Les États-Unis ont des programmes de surveillance intensive (PSI) depuis longtemps, mais ceux-ci n’existent au Canada que depuis peu. Le programme de la Manitoba’s Criminal Organization High Risk Offender Unit (COHROU) conjugue surveillance intensive, soutien et placement dans un programme à une intervention policière rapide dans le cas de non-conformité aux conditions de surveillance. La COHROU tente d’utiliser des programmes basés sur les preuves pour répondre aux besoins criminogènes et compléter la surveillance.
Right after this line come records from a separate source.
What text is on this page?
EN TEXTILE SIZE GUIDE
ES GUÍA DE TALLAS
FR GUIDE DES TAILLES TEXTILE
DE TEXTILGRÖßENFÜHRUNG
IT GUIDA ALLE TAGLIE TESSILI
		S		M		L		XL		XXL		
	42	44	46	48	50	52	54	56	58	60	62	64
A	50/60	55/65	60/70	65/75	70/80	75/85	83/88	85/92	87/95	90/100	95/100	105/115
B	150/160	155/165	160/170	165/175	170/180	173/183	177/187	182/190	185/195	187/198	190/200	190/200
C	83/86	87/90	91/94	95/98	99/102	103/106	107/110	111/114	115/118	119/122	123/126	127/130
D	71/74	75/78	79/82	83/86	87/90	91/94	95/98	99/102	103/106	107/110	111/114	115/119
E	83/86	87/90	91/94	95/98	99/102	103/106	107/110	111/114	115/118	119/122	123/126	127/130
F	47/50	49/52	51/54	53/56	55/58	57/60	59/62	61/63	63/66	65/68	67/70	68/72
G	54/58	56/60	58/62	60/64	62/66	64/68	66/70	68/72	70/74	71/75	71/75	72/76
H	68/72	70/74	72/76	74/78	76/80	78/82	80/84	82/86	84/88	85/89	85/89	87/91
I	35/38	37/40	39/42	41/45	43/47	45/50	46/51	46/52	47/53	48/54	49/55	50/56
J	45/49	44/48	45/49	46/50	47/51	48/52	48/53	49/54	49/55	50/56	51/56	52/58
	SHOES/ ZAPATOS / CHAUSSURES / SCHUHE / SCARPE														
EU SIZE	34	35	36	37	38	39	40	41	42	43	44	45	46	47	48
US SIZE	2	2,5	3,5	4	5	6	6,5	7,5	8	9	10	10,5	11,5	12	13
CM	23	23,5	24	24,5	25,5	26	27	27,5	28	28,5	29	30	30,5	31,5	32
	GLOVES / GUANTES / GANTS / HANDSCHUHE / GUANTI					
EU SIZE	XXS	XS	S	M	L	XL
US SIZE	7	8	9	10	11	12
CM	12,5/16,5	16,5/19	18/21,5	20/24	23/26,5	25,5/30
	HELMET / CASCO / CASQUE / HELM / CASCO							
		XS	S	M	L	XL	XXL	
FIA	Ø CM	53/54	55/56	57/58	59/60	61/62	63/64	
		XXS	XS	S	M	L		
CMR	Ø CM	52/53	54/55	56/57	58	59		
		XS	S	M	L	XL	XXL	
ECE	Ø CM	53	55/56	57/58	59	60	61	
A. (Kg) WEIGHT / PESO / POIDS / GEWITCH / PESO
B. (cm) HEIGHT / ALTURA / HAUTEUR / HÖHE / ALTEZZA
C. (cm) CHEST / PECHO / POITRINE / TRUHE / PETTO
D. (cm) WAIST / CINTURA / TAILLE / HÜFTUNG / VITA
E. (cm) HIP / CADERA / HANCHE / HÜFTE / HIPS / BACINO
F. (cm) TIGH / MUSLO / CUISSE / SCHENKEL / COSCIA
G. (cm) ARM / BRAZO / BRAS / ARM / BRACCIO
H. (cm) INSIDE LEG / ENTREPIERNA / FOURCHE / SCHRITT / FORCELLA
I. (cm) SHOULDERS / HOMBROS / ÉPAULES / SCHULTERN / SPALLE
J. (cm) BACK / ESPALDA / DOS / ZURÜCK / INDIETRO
Cette étude quantitative et rétrospective évalue des clients du programme admis pour plus de 8 ans (N = 409) en faisant le suivi de nouvelles condamnations pour crimes violents, infractions contre les biens ou manquement aux conditions de la probation ainsi que toute autre infraction ayant lieu pendant le programme ou deux ans après la surveillance. Tous les jours incarcérés trois ans avant et après le programme sont aussi pris en compte. Les résultats indiquent que la récidive était importante, mais qu’un grand nombre de condamnations étaient des violations de conditions. À l’aide de comparaisons des données repères avant et après le programme, une réduction des récidives violentes, du nombre de jours en incarcération et de la sévérité générale du crime a été observée. Bien que la tendance à la baisse de la sévérité de l’infraction et de l’incarcération soit encourageante, l’allégation de l’évaluation voulant que les PSI soient efficaces est limitée, car il manque un groupe de référence. Des chercheurs futurs pourraient aussi vouloir étudier les aspects plus qualitatifs du fonctionnement du programme COHROU et de la surveillance des agents de probation afin de comprendre les caractéristiques du programme qui affectent les participants.